Twenty months after a shark took a bite out of her wrist, Art claimed the crown at the WIAA Division II State Championships with a new personal-best time of 23.37. The week prior, the University School of Milwaukee senior posted her first sub-24 performance with a 23.45 at Sectionals that took nearly a second off her previous best from March. Thanks to a surgically-repaired wrist, six months of physical therapy, and some new motivation she found along the way, Art is back and better than ever.
“I just missed being able to improve,” Art said of last summer’s recovery process. “I just love the sport and love being with my team and just getting to race at meets. I really wanted to prove myself after the shark attack.”
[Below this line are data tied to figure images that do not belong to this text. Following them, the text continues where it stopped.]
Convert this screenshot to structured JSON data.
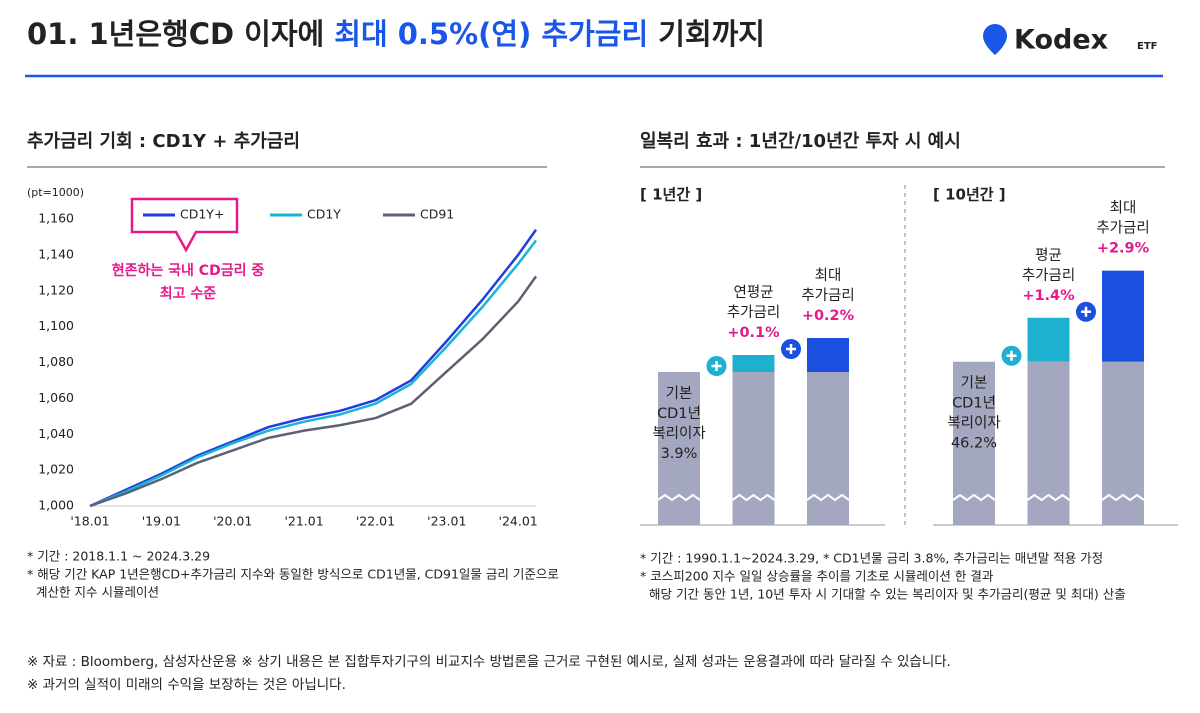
{
  "header": {
    "title_parts": [
      "01. 1년은행CD 이자에 ",
      "최대 0.5%(연) 추가금리",
      " 기회까지"
    ],
    "brand": "Kodex",
    "brand_suffix": "ETF"
  },
  "chart_data": [
    {
      "type": "line",
      "title": "추가금리 기회 : CD1Y + 추가금리",
      "unit_label": "(pt=1000)",
      "x": [
        2018,
        2018.5,
        2019,
        2019.5,
        2020,
        2020.5,
        2021,
        2021.5,
        2022,
        2022.5,
        2023,
        2023.5,
        2024,
        2024.25
      ],
      "xlim": [
        2018,
        2024.25
      ],
      "xticks": [
        {
          "value": 2018,
          "label": "'18.01"
        },
        {
          "value": 2019,
          "label": "'19.01"
        },
        {
          "value": 2020,
          "label": "'20.01"
        },
        {
          "value": 2021,
          "label": "'21.01"
        },
        {
          "value": 2022,
          "label": "'22.01"
        },
        {
          "value": 2023,
          "label": "'23.01"
        },
        {
          "value": 2024,
          "label": "'24.01"
        }
      ],
      "ylim": [
        1000,
        1160
      ],
      "yticks": [
        {
          "value": 1000,
          "label": "1,000"
        },
        {
          "value": 1020,
          "label": "1,020"
        },
        {
          "value": 1040,
          "label": "1,040"
        },
        {
          "value": 1060,
          "label": "1,060"
        },
        {
          "value": 1080,
          "label": "1,080"
        },
        {
          "value": 1100,
          "label": "1,100"
        },
        {
          "value": 1120,
          "label": "1,120"
        },
        {
          "value": 1140,
          "label": "1,140"
        },
        {
          "value": 1160,
          "label": "1,160"
        }
      ],
      "series": [
        {
          "name": "CD1Y+",
          "color": "#1f3fdc",
          "values": [
            1000,
            1009,
            1018,
            1028,
            1036,
            1044,
            1049,
            1053,
            1059,
            1070,
            1092,
            1115,
            1140,
            1154
          ]
        },
        {
          "name": "CD1Y",
          "color": "#1ab4d6",
          "values": [
            1000,
            1008,
            1017,
            1027,
            1035,
            1042,
            1047,
            1051,
            1057,
            1068,
            1089,
            1111,
            1135,
            1148
          ]
        },
        {
          "name": "CD91",
          "color": "#5b6275",
          "values": [
            1000,
            1007,
            1015,
            1024,
            1031,
            1038,
            1042,
            1045,
            1049,
            1057,
            1075,
            1093,
            1114,
            1128
          ]
        }
      ],
      "annotation": {
        "lines": [
          "현존하는 국내 CD금리 중",
          "최고 수준"
        ],
        "color": "#e5198a"
      },
      "notes": [
        {
          "lines": [
            "* 기간 : 2018.1.1 ~ 2024.3.29"
          ]
        },
        {
          "lines": [
            "* 해당 기간 KAP 1년은행CD+추가금리 지수와 동일한 방식으로 CD1년물, CD91일물 금리 기준으로",
            "계산한 지수 시뮬레이션"
          ]
        }
      ]
    },
    {
      "type": "bar",
      "title": "일복리 효과 : 1년간/10년간 투자 시 예시",
      "subtitle": "[ 1년간 ]",
      "ylim": [
        3,
        4.3
      ],
      "broken_axis": true,
      "bars": [
        {
          "segments": [
            {
              "value": 3.9,
              "value_label": "3.9%",
              "label_lines": [
                "기본",
                "CD1년",
                "복리이자"
              ],
              "color": "#a3a8c0"
            }
          ]
        },
        {
          "segments": [
            {
              "value": 3.9,
              "color": "#a3a8c0"
            },
            {
              "value": 0.1,
              "value_label": "+0.1%",
              "label_lines": [
                "연평균",
                "추가금리"
              ],
              "color": "#1db1cf"
            }
          ]
        },
        {
          "segments": [
            {
              "value": 3.9,
              "color": "#a3a8c0"
            },
            {
              "value": 0.2,
              "value_label": "+0.2%",
              "label_lines": [
                "최대",
                "추가금리"
              ],
              "color": "#1b4fe0"
            }
          ]
        }
      ],
      "notes": [
        {
          "lines": [
            "* 기간 : 1990.1.1~2024.3.29, * CD1년물 금리 3.8%, 추가금리는 매년말 적용 가정"
          ]
        },
        {
          "lines": [
            "* 코스피200 지수 일일 상승률을 추이를 기초로 시뮬레이션 한 결과",
            "해당 기간 동안 1년, 10년 투자 시 기대할 수 있는 복리이자 및 추가금리(평균 및 최대) 산출"
          ]
        }
      ]
    },
    {
      "type": "bar",
      "subtitle": "[ 10년간 ]",
      "ylim": [
        41,
        50
      ],
      "broken_axis": true,
      "bars": [
        {
          "segments": [
            {
              "value": 46.2,
              "value_label": "46.2%",
              "label_lines": [
                "기본",
                "CD1년",
                "복리이자"
              ],
              "color": "#a3a8c0"
            }
          ]
        },
        {
          "segments": [
            {
              "value": 46.2,
              "color": "#a3a8c0"
            },
            {
              "value": 1.4,
              "value_label": "+1.4%",
              "label_lines": [
                "평균",
                "추가금리"
              ],
              "color": "#1db1cf"
            }
          ]
        },
        {
          "segments": [
            {
              "value": 46.2,
              "color": "#a3a8c0"
            },
            {
              "value": 2.9,
              "value_label": "+2.9%",
              "label_lines": [
                "최대",
                "추가금리"
              ],
              "color": "#1b4fe0"
            }
          ]
        }
      ]
    }
  ],
  "footer": [
    "※ 자료 : Bloomberg, 삼성자산운용  ※ 상기 내용은 본 집합투자기구의 비교지수 방법론을 근거로 구현된 예시로, 실제 성과는 운용결과에 따라 달라질 수 있습니다.",
    "※ 과거의 실적이 미래의 수익을 보장하는 것은 아닙니다."
  ]
}
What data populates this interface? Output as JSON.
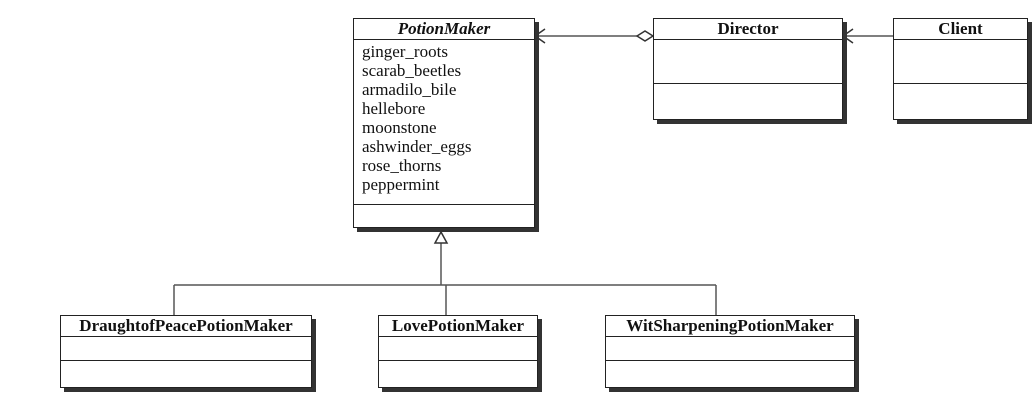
{
  "classes": {
    "potion_maker": {
      "name": "PotionMaker",
      "attributes": [
        "ginger_roots",
        "scarab_beetles",
        "armadilo_bile",
        "hellebore",
        "moonstone",
        "ashwinder_eggs",
        "rose_thorns",
        "peppermint"
      ]
    },
    "director": {
      "name": "Director"
    },
    "client": {
      "name": "Client"
    },
    "draught_of_peace": {
      "name": "DraughtofPeacePotionMaker"
    },
    "love": {
      "name": "LovePotionMaker"
    },
    "wit_sharpening": {
      "name": "WitSharpeningPotionMaker"
    }
  },
  "relationships": [
    {
      "type": "aggregation",
      "from": "Director",
      "to": "PotionMaker"
    },
    {
      "type": "association",
      "from": "Client",
      "to": "Director"
    },
    {
      "type": "generalization",
      "from": "DraughtofPeacePotionMaker",
      "to": "PotionMaker"
    },
    {
      "type": "generalization",
      "from": "LovePotionMaker",
      "to": "PotionMaker"
    },
    {
      "type": "generalization",
      "from": "WitSharpeningPotionMaker",
      "to": "PotionMaker"
    }
  ]
}
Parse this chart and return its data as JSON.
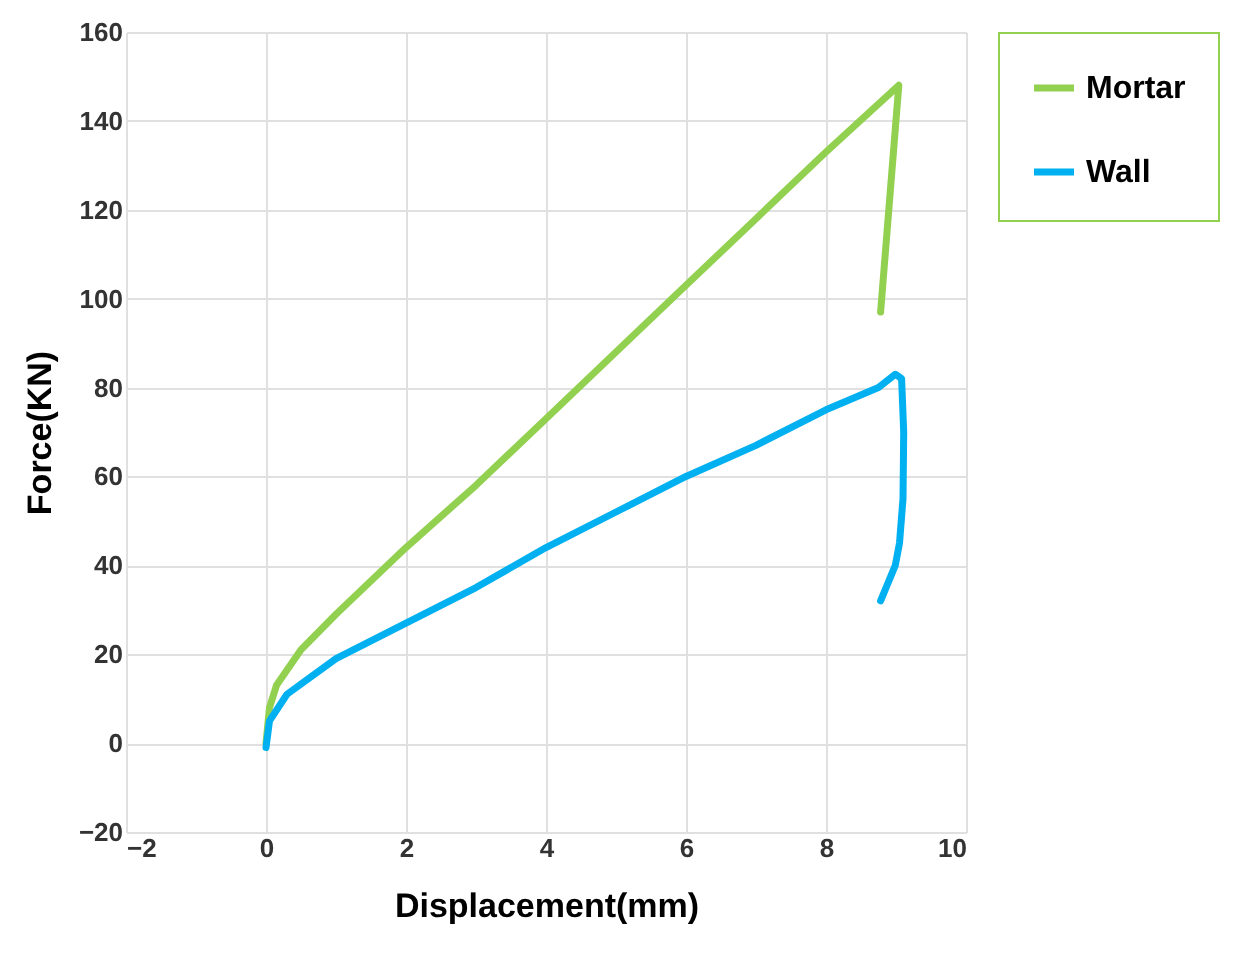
{
  "chart_data": {
    "type": "line",
    "xlabel": "Displacement(mm)",
    "ylabel": "Force(KN)",
    "xlim": [
      -2,
      10
    ],
    "ylim": [
      -20,
      160
    ],
    "xticks": [
      -2,
      0,
      2,
      4,
      6,
      8,
      10
    ],
    "yticks": [
      -20,
      0,
      20,
      40,
      60,
      80,
      100,
      120,
      140,
      160
    ],
    "grid": true,
    "legend": "right",
    "line_style": "solid",
    "marker": "none",
    "series": [
      {
        "name": "Mortar",
        "color": "#92d050",
        "x": [
          0,
          0.05,
          0.15,
          0.5,
          1,
          2,
          3,
          4,
          5,
          6,
          7,
          8,
          9.04,
          8.78
        ],
        "values": [
          0,
          8,
          13,
          21,
          29,
          44,
          58,
          73,
          88,
          103,
          118,
          133,
          148,
          97
        ]
      },
      {
        "name": "Wall",
        "color": "#00b0f0",
        "x": [
          0,
          0.05,
          0.3,
          1,
          2,
          3,
          4,
          5,
          6,
          7,
          8,
          8.75,
          8.99,
          9.08,
          9.11,
          9.1,
          9.05,
          8.99,
          8.78
        ],
        "values": [
          -1,
          5,
          11,
          19,
          27,
          35,
          44,
          52,
          60,
          67,
          75,
          80,
          83,
          82,
          70,
          55,
          45,
          40,
          32
        ]
      }
    ]
  }
}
Art’s quick instincts likely saved her from more severe injuries. Then 16 years old, she was swimming off the coast of Florida while on a spring break vacation with her family last March when she felt something bump into her legs. At first, she thought her cousins were messing with her, but it was no joke: A shark proceeded to jump out of the water and latch its teeth around Art’s wrist.
“My right hand was in its mouth and I punched it with my left hand,” she recalled. “I was in shock the entire time.”
Art’s strike caused the shark to retreat, but not before it cut four tendons and a main artery in her wrist. She also had bite marks on her legs, although luckily they were only puncture wounds. She screamed at her family to get out of the water, but they didn’t believe her at first.
“They were like, ‘Lucy, c’mon,’” she said. “And then they looked at my wrist and were like, ‘Oh shoot.’”
Fortunately, a doctor just happened to be hanging around the beach that afternoon. He tourniqueted Art’s arm and ankle to stop the bleeding before an ambulance brought her to a hospital for stitches. Doctors in Florida initially told her she’d be okay, but she still couldn’t move her wrist when she got back home to Wisconsin. A local hand surgeon diagnosed a tear that required emergency surgery a few weeks after the attack.
Art’s recovery process involved three days a week of physical therapy for two months and two-day-a-week sessions for another four months. The movements focused on bending and stretching her right wrist, which was permanently altered after the shark took a piece of her tendon with it from the attack.
“One of my tendons was shorter, and my wrist was basically pointing up, if that makes any sense,” Art explained. “I had to stretch it out without breaking the tendon.”
Art returned to the pool for the start of her junior season last August, but regaining her form wasn’t easy. Her lifetime best before the shark attack was a 25.13 from the 2020 State Championships, and she went 25.79 at her first race back last September. Before the shark attack, her goal was to reach the 23-second range, which she just missed with her ninth-place finish in 24.39 at States last November.
“Last year I was really focused on just learning how to swim again with my wrist and stretching my wrist,” she said. “This season was more about doing what I know to do and being able to build back to what I was before the shark attack.”
The struggle made it all the more sweet when Art reached her goal earlier this month with a 23.45 at Sectionals, soon after committing to continue her swimming career at Colgate University. She lowered her lifetime best by another .08 seconds a week later to clinch her first and only high school state title. She also placed fifth in the 100 free with a time of 52.01, taking one one-hundredth of a second off her previous best from Sectionals.
Primarily a sprint freestyler, Art is working to add butterfly back into her portfolio after the shark attack threw a wrench in those efforts. The 18-year-old wants to make the stroke a priority this club season while training with the Schroeder YMCA Swim Team.
“I want to work on my fly,” she said. “Before the attack, I loved the stroke, but with my wrist, I feel like I lost my form. This club season, I hope to work on my sprint fly more.”